2. Wrijf je handen goed over elkaar, je vingertoppen, duimen en huid tussen de vingers en
je polsen wrijf je goed in.
3. Spoel je handen goed af, van je vingers naar je polsen. Houd je handen hierbij wat hoger
dan je ellebogen
4. Sluit de kraan met je elleboog of met een papieren handdoek of keukenrol
5. Droog je handen goed af met een disposable handdoek, ook je polsen en de huid tussen
de vingers goed afdrogen.
6. Gooi de gebruikte handdoek in de afvalbak
Handen desinfecteren:
1. Breng voldoende handalcohol aan om het kuiltje van je hand te vullen. Let erop dat de
handen helemaal droog zijn.
2. Wrijf je handen over elkaar tot ze droog zijn en je overal bent geweest. Je vingertoppen,
duimen, huid tussen de vingers en je polsen
Op de juiste manier steriele handschoenen aan- en uittrekken:
Aantrekken:
1. Zorg voor een schoon en leeg werkvlak
2. Kies van tevoren de juiste maat handschoenen
3. Controleer of de verpakking intact is en de houdbaarheidsdatum niet is verstreken
4. Pas handhygiëne toe en zorg ervoor dat de handalcohol goed opgedroogd is
5. Ontvouw de steriele binnenkant zo dat deze niet in de oude vorm terugvalt
6. Pak met de linker duim en wijsvinger de rechterhandschoen aan het uiteinde van de
omgeslagen boord op
7. Steek de rechter hand in de rechterhandschoen.

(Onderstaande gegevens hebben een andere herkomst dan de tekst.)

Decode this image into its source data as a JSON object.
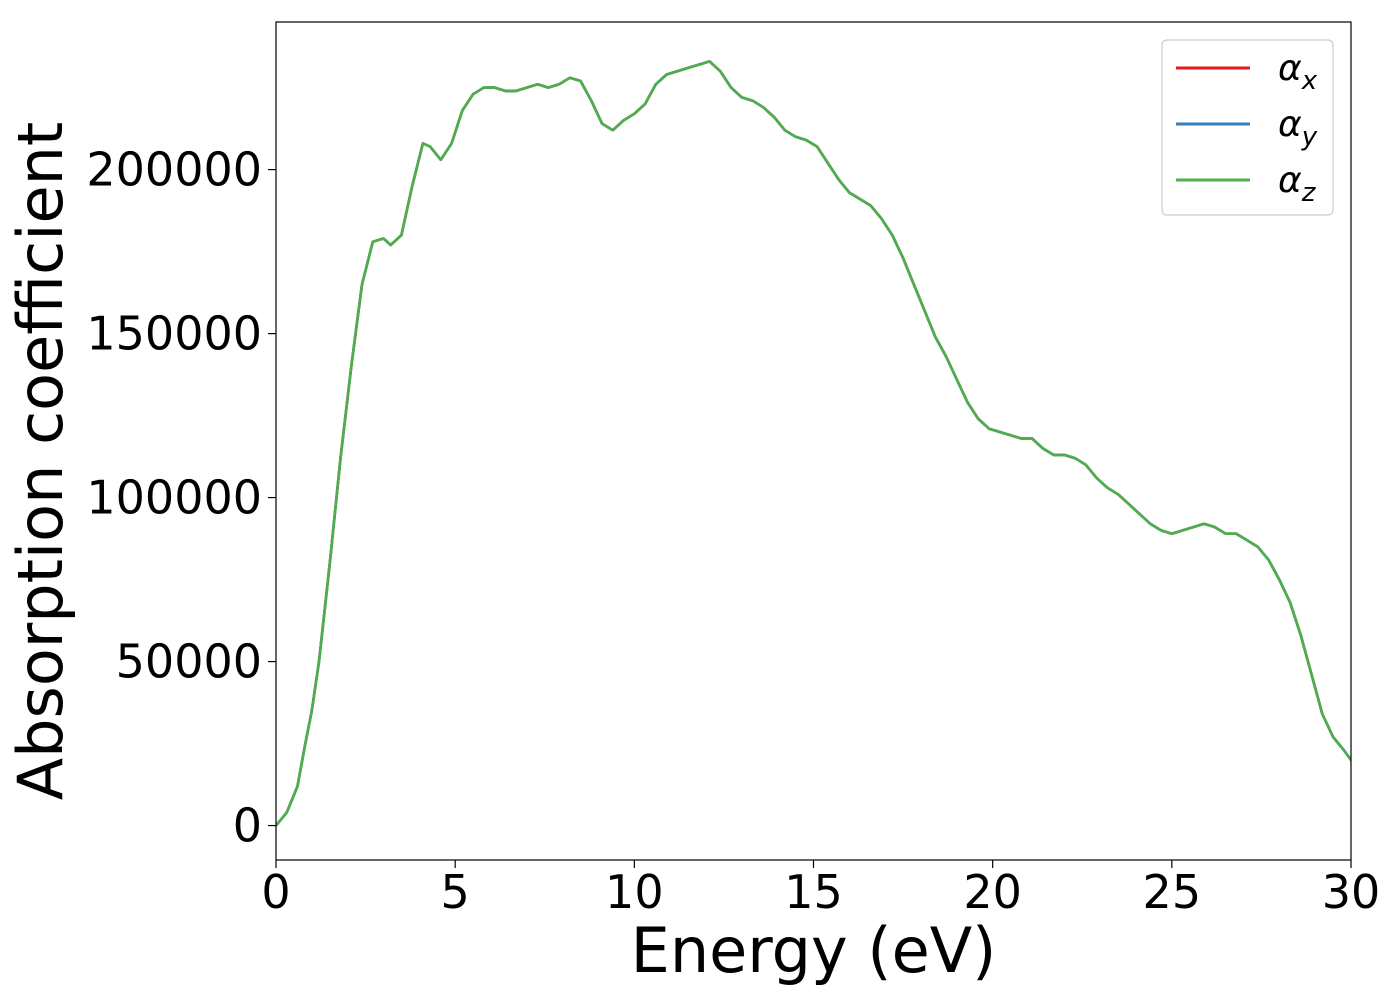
{
  "chart_data": {
    "type": "line",
    "title": "",
    "xlabel": "Energy (eV)",
    "ylabel": "Absorption coefficient",
    "xlim": [
      0,
      30
    ],
    "ylim": [
      -10500,
      245000
    ],
    "x_ticks": [
      0,
      5,
      10,
      15,
      20,
      25,
      30
    ],
    "y_ticks": [
      0,
      50000,
      100000,
      150000,
      200000
    ],
    "grid": false,
    "legend_position": "top-right",
    "series": [
      {
        "name": "αx",
        "label_base": "α",
        "label_sub": "x",
        "color": "#e41a1c",
        "x": [
          0,
          0.3,
          0.6,
          0.8,
          1.0,
          1.2,
          1.5,
          1.8,
          2.1,
          2.4,
          2.7,
          3.0,
          3.2,
          3.5,
          3.8,
          4.1,
          4.3,
          4.6,
          4.9,
          5.2,
          5.5,
          5.8,
          6.1,
          6.4,
          6.7,
          7.0,
          7.3,
          7.6,
          7.9,
          8.2,
          8.5,
          8.8,
          9.1,
          9.4,
          9.7,
          10.0,
          10.3,
          10.6,
          10.9,
          11.2,
          11.5,
          11.8,
          12.1,
          12.4,
          12.7,
          13.0,
          13.3,
          13.6,
          13.9,
          14.2,
          14.5,
          14.8,
          15.1,
          15.4,
          15.7,
          16.0,
          16.3,
          16.6,
          16.9,
          17.2,
          17.5,
          17.8,
          18.1,
          18.4,
          18.7,
          19.0,
          19.3,
          19.6,
          19.9,
          20.2,
          20.5,
          20.8,
          21.1,
          21.4,
          21.7,
          22.0,
          22.3,
          22.6,
          22.9,
          23.2,
          23.5,
          23.8,
          24.1,
          24.4,
          24.7,
          25.0,
          25.3,
          25.6,
          25.9,
          26.2,
          26.5,
          26.8,
          27.1,
          27.4,
          27.7,
          28.0,
          28.3,
          28.6,
          28.9,
          29.2,
          29.5,
          29.8,
          30.0
        ],
        "y": [
          0,
          4000,
          12000,
          24000,
          35000,
          50000,
          80000,
          112000,
          140000,
          165000,
          178000,
          179000,
          177000,
          180000,
          195000,
          208000,
          207000,
          203000,
          208000,
          218000,
          223000,
          225000,
          225000,
          224000,
          224000,
          225000,
          226000,
          225000,
          226000,
          228000,
          227000,
          221000,
          214000,
          212000,
          215000,
          217000,
          220000,
          226000,
          229000,
          230000,
          231000,
          232000,
          233000,
          230000,
          225000,
          222000,
          221000,
          219000,
          216000,
          212000,
          210000,
          209000,
          207000,
          202000,
          197000,
          193000,
          191000,
          189000,
          185000,
          180000,
          173000,
          165000,
          157000,
          149000,
          143000,
          136000,
          129000,
          124000,
          121000,
          120000,
          119000,
          118000,
          118000,
          115000,
          113000,
          113000,
          112000,
          110000,
          106000,
          103000,
          101000,
          98000,
          95000,
          92000,
          90000,
          89000,
          90000,
          91000,
          92000,
          91000,
          89000,
          89000,
          87000,
          85000,
          81000,
          75000,
          68000,
          58000,
          46000,
          34000,
          27000,
          23000,
          20000
        ]
      },
      {
        "name": "αy",
        "label_base": "α",
        "label_sub": "y",
        "color": "#377eb8",
        "x": [
          0,
          0.3,
          0.6,
          0.8,
          1.0,
          1.2,
          1.5,
          1.8,
          2.1,
          2.4,
          2.7,
          3.0,
          3.2,
          3.5,
          3.8,
          4.1,
          4.3,
          4.6,
          4.9,
          5.2,
          5.5,
          5.8,
          6.1,
          6.4,
          6.7,
          7.0,
          7.3,
          7.6,
          7.9,
          8.2,
          8.5,
          8.8,
          9.1,
          9.4,
          9.7,
          10.0,
          10.3,
          10.6,
          10.9,
          11.2,
          11.5,
          11.8,
          12.1,
          12.4,
          12.7,
          13.0,
          13.3,
          13.6,
          13.9,
          14.2,
          14.5,
          14.8,
          15.1,
          15.4,
          15.7,
          16.0,
          16.3,
          16.6,
          16.9,
          17.2,
          17.5,
          17.8,
          18.1,
          18.4,
          18.7,
          19.0,
          19.3,
          19.6,
          19.9,
          20.2,
          20.5,
          20.8,
          21.1,
          21.4,
          21.7,
          22.0,
          22.3,
          22.6,
          22.9,
          23.2,
          23.5,
          23.8,
          24.1,
          24.4,
          24.7,
          25.0,
          25.3,
          25.6,
          25.9,
          26.2,
          26.5,
          26.8,
          27.1,
          27.4,
          27.7,
          28.0,
          28.3,
          28.6,
          28.9,
          29.2,
          29.5,
          29.8,
          30.0
        ],
        "y": [
          0,
          4000,
          12000,
          24000,
          35000,
          50000,
          80000,
          112000,
          140000,
          165000,
          178000,
          179000,
          177000,
          180000,
          195000,
          208000,
          207000,
          203000,
          208000,
          218000,
          223000,
          225000,
          225000,
          224000,
          224000,
          225000,
          226000,
          225000,
          226000,
          228000,
          227000,
          221000,
          214000,
          212000,
          215000,
          217000,
          220000,
          226000,
          229000,
          230000,
          231000,
          232000,
          233000,
          230000,
          225000,
          222000,
          221000,
          219000,
          216000,
          212000,
          210000,
          209000,
          207000,
          202000,
          197000,
          193000,
          191000,
          189000,
          185000,
          180000,
          173000,
          165000,
          157000,
          149000,
          143000,
          136000,
          129000,
          124000,
          121000,
          120000,
          119000,
          118000,
          118000,
          115000,
          113000,
          113000,
          112000,
          110000,
          106000,
          103000,
          101000,
          98000,
          95000,
          92000,
          90000,
          89000,
          90000,
          91000,
          92000,
          91000,
          89000,
          89000,
          87000,
          85000,
          81000,
          75000,
          68000,
          58000,
          46000,
          34000,
          27000,
          23000,
          20000
        ]
      },
      {
        "name": "αz",
        "label_base": "α",
        "label_sub": "z",
        "color": "#4daf4a",
        "x": [
          0,
          0.3,
          0.6,
          0.8,
          1.0,
          1.2,
          1.5,
          1.8,
          2.1,
          2.4,
          2.7,
          3.0,
          3.2,
          3.5,
          3.8,
          4.1,
          4.3,
          4.6,
          4.9,
          5.2,
          5.5,
          5.8,
          6.1,
          6.4,
          6.7,
          7.0,
          7.3,
          7.6,
          7.9,
          8.2,
          8.5,
          8.8,
          9.1,
          9.4,
          9.7,
          10.0,
          10.3,
          10.6,
          10.9,
          11.2,
          11.5,
          11.8,
          12.1,
          12.4,
          12.7,
          13.0,
          13.3,
          13.6,
          13.9,
          14.2,
          14.5,
          14.8,
          15.1,
          15.4,
          15.7,
          16.0,
          16.3,
          16.6,
          16.9,
          17.2,
          17.5,
          17.8,
          18.1,
          18.4,
          18.7,
          19.0,
          19.3,
          19.6,
          19.9,
          20.2,
          20.5,
          20.8,
          21.1,
          21.4,
          21.7,
          22.0,
          22.3,
          22.6,
          22.9,
          23.2,
          23.5,
          23.8,
          24.1,
          24.4,
          24.7,
          25.0,
          25.3,
          25.6,
          25.9,
          26.2,
          26.5,
          26.8,
          27.1,
          27.4,
          27.7,
          28.0,
          28.3,
          28.6,
          28.9,
          29.2,
          29.5,
          29.8,
          30.0
        ],
        "y": [
          0,
          4000,
          12000,
          24000,
          35000,
          50000,
          80000,
          112000,
          140000,
          165000,
          178000,
          179000,
          177000,
          180000,
          195000,
          208000,
          207000,
          203000,
          208000,
          218000,
          223000,
          225000,
          225000,
          224000,
          224000,
          225000,
          226000,
          225000,
          226000,
          228000,
          227000,
          221000,
          214000,
          212000,
          215000,
          217000,
          220000,
          226000,
          229000,
          230000,
          231000,
          232000,
          233000,
          230000,
          225000,
          222000,
          221000,
          219000,
          216000,
          212000,
          210000,
          209000,
          207000,
          202000,
          197000,
          193000,
          191000,
          189000,
          185000,
          180000,
          173000,
          165000,
          157000,
          149000,
          143000,
          136000,
          129000,
          124000,
          121000,
          120000,
          119000,
          118000,
          118000,
          115000,
          113000,
          113000,
          112000,
          110000,
          106000,
          103000,
          101000,
          98000,
          95000,
          92000,
          90000,
          89000,
          90000,
          91000,
          92000,
          91000,
          89000,
          89000,
          87000,
          85000,
          81000,
          75000,
          68000,
          58000,
          46000,
          34000,
          27000,
          23000,
          20000
        ]
      }
    ]
  }
}
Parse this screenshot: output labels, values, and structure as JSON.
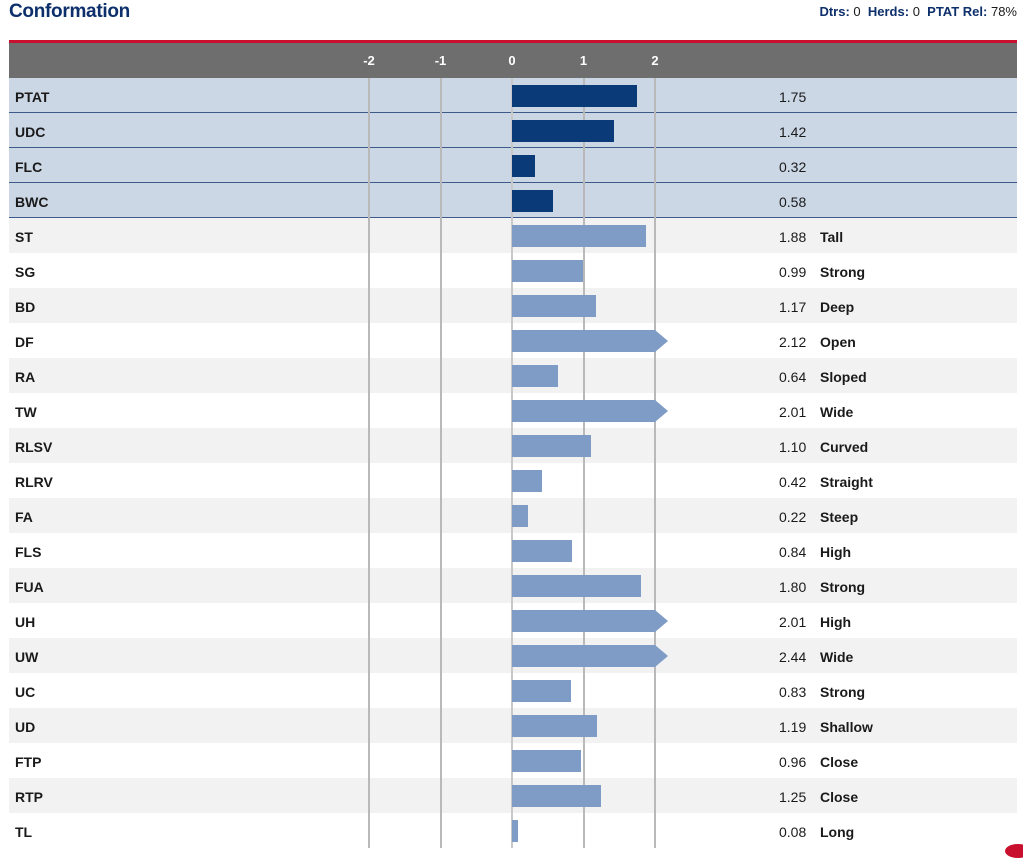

Probeer de duim en vingers direct in de
juiste vingeropeningen te steken. Lukt dit niet, wacht tot de andere handschoen
aangetrokken is.
8. Steek de vingers van de rechter hand onder de omgeslagen boord van de linkerhandschoen
en pak deze op
9. Steek de linker hand in de handschoen en trek deze in een keer door over de pols
10. Corrigeer beide handschoenen zo nodig wanneer de vingers niet in de juist openingen zitten
en ontvouw de omgeslagen boord van de rechterhandschoen
11. Zorg ervoor dat de handschoenen geen onsteriele vlakken aanraken. Gebeurt dat wel, begin
dan opnieuw
Uittrekken:
1. Pak met 2 vingers en duim van de linkerhandschoen de boord van de rechterhandschoen vast
2. Plaats de vingers van de rechter hand tegen elkaar en leg de duim in de palm van de hand.
3. Sla de boord om en stroop de handschoen van de hand af.